Confederate Motor’s Chambers expects his sales to increase next year, thanks in part to a strategy most manufacturers are using: making lower-priced bikes.
Manufacturers also are coming up with ways to help buyers finance purchases.
Since April, Piaggio Group Americas, which sells Vespa scooters, has offered 7.9%, 36-month loans. And Harley-Davidson Financial Services, aided by $300 million in notes placed with Warren Buffet’s Berkshire Hathaway Inc. this year and a stronger financial market recently, should support any funding needs throughout 2010, Harley spokesman Bob Klein said.
Most manufacturers, meantime, are scaling back on advertising, and long-standing enthusiast publications are finding the advertising climate “harsh,” with revenue down sharply, said Larry Little, senior vice president of Cycle World magazine. “Everybody’s fighting for survival up and down the food chain.”
Yamaha spokesman Bob Starr said his company had to be “very focused on where, when, how and why we’re advertising.”

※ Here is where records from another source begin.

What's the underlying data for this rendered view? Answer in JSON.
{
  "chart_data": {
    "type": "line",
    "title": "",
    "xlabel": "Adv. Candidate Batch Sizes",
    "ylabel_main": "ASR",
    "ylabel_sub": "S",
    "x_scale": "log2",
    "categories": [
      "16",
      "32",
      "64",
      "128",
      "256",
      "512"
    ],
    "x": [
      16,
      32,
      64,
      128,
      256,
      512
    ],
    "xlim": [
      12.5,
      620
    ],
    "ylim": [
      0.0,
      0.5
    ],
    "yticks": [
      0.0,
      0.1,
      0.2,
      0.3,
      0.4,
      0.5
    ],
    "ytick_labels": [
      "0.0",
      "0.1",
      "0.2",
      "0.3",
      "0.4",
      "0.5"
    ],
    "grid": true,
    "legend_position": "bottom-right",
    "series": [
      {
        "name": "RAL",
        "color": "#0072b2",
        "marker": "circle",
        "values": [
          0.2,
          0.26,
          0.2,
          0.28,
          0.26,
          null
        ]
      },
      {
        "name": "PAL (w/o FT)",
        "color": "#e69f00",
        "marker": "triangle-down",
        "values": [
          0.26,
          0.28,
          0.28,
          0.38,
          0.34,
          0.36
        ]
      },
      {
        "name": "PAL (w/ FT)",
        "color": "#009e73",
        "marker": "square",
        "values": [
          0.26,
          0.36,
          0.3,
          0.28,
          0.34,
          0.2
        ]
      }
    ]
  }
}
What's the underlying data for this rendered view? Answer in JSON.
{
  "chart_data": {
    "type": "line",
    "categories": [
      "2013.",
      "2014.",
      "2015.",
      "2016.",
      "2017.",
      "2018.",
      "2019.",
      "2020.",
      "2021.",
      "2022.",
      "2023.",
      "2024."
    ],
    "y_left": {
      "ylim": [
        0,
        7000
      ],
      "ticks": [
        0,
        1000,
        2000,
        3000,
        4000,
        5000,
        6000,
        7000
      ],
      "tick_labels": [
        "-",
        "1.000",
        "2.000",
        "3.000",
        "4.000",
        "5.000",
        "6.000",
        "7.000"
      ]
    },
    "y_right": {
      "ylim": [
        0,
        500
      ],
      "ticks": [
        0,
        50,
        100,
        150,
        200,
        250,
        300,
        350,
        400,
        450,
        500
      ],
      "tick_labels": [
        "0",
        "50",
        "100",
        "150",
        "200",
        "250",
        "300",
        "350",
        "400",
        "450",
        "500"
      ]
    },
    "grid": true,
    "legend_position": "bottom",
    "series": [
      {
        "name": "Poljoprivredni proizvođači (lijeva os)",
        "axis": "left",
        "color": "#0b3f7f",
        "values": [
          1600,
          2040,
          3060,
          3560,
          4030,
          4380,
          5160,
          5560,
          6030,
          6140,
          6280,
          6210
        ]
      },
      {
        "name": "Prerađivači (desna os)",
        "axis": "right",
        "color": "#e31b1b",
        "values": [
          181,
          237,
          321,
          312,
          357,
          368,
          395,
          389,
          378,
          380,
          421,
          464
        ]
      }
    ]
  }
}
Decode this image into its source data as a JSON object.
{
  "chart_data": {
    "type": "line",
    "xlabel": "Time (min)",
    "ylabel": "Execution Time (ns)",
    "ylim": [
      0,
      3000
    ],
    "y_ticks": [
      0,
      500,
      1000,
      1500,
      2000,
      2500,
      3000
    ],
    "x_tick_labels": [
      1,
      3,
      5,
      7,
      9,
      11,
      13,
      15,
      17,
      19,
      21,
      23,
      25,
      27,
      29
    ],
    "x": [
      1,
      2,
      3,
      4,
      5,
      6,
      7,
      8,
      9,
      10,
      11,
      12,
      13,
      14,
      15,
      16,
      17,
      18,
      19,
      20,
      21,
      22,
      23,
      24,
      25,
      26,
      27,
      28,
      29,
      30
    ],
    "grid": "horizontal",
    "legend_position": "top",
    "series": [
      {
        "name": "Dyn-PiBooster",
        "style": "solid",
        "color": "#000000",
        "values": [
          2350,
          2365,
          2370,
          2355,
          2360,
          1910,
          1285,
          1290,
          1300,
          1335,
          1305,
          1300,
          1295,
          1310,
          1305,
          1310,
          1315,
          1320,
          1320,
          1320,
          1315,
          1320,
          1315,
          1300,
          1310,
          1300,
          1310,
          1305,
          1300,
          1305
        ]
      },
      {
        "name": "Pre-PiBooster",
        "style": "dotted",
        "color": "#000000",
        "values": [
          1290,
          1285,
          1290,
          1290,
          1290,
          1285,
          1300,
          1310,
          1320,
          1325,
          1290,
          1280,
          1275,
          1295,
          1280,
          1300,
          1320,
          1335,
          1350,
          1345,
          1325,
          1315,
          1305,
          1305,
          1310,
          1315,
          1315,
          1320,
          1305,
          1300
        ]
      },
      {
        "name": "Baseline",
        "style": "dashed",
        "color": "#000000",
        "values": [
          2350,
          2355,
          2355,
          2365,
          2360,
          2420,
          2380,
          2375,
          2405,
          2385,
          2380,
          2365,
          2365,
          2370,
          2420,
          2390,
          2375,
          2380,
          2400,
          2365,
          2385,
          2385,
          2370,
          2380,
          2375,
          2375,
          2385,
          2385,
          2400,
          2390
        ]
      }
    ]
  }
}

Yamaha experimented this year with low-cost viral marketing on the Internet. This summer the company produced three YouTube videos featuring some of its biggest names in racing. Each of the videos have been viewed more than 100,000 times. Whether they sold any bikes is another issue.
“Did somebody come in to a dealership and say, ‘I saw this video . . . and it was so funny I’m going to buy a bike?’ It’s hard to say,” Starr said.
Sport bike sales are down 51% so far this year.
With the riding season over for much of the country, summer 2010 can’t come fast enough for the industry.